The report offers economic forecasts for 24 of the 27 industries. MAPI anticipates that 18 of these will show gains in 2012, 3 will remain flat, and 3 will decline. The engine, turbine, and power transmission equipment sector will grow by 32 percent and housing starts will see a 22 percent increase. Broad-based advances should occur in 2013 with growth likely in 23 of 24 industries, led by housing starts at 35 percent. Public works construction is the lone industry expected to decline in 2013, by 2 percent.
MAPI forecasts that industrial production will increase 5.2 percent in 2012, up from 4 percent in the March report, and 3.3 percent in 2013, down from 3.5 percent in the previous forecast. Manufacturing production should outperform GDP growth, which MAPI estimates will be 2.2 percent in both 2012 and 2013.

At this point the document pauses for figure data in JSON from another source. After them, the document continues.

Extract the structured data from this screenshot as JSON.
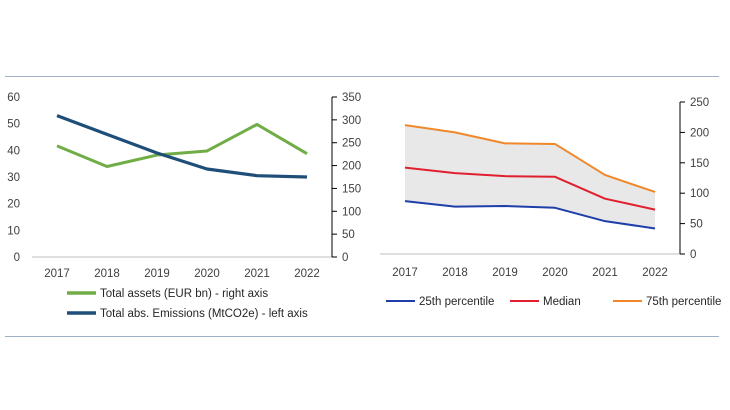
{
  "chart_data": [
    {
      "type": "line",
      "categories": [
        "2017",
        "2018",
        "2019",
        "2020",
        "2021",
        "2022"
      ],
      "y_left": {
        "ylim": [
          0,
          60
        ],
        "ticks": [
          "0",
          "10",
          "20",
          "30",
          "40",
          "50",
          "60"
        ]
      },
      "y_right": {
        "ylim": [
          0,
          350
        ],
        "ticks": [
          "0",
          "50",
          "100",
          "150",
          "200",
          "250",
          "300",
          "350"
        ]
      },
      "series": [
        {
          "name": "Total assets (EUR bn) - right axis",
          "axis": "right",
          "color": "#70ad47",
          "values": [
            243,
            198,
            223,
            232,
            290,
            226
          ]
        },
        {
          "name": "Total abs. Emissions (MtCO2e) - left axis",
          "axis": "left",
          "color": "#1f4e79",
          "values": [
            53,
            46,
            39,
            33,
            30.5,
            30
          ]
        }
      ],
      "legend_position": "bottom"
    },
    {
      "type": "area",
      "categories": [
        "2017",
        "2018",
        "2019",
        "2020",
        "2021",
        "2022"
      ],
      "ylim": [
        0,
        250
      ],
      "ticks": [
        "0",
        "50",
        "100",
        "150",
        "200",
        "250"
      ],
      "shaded_band": {
        "between": [
          "25th percentile",
          "75th percentile"
        ],
        "color": "#e8e8e8"
      },
      "series": [
        {
          "name": "25th percentile",
          "color": "#1f3fa8",
          "values": [
            87,
            78,
            79,
            76,
            54,
            42
          ]
        },
        {
          "name": "Median",
          "color": "#e0202f",
          "values": [
            142,
            133,
            128,
            127,
            91,
            73
          ]
        },
        {
          "name": "75th percentile",
          "color": "#f0882a",
          "values": [
            212,
            200,
            182,
            181,
            130,
            102
          ]
        }
      ],
      "legend_position": "bottom"
    }
  ]
}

According to the report, non-high-tech manufacturing production (which accounts for 90 percent of the total) is anticipated to increase 5.5 percent in 2012 and 3.2 percent in 2013. High-tech industrial production (computers and electronic products) is projected to expand by 5.3 percent in 2012 and show 7.7 percent growth in 2013.
Eighteen of the 27 industries MAPI monitors had inflation-adjusted new orders or production above the level of one year ago (the same as reported in MAPI’s March 2012 report), eight declined, and one was flat. Engine, turbine, and power transmission equipment grew by 36 percent in the three months ending April 2012 compared to the same period one year earlier, while housing starts improved by 28 percent in the same time frame.
The largest drop came in domestic electronic computers, which declined by 12 percent.
Meckstroth reported that 8 industries are in the accelerating growth (recovery) phase of the business cycle; 10 are in the decelerating growth (expansion) phase; 7 are in the accelerating decline (either early recession or mid-recession) phase; and 2 are in the decelerating decline (late recession or very mild recession) phase of the cycle.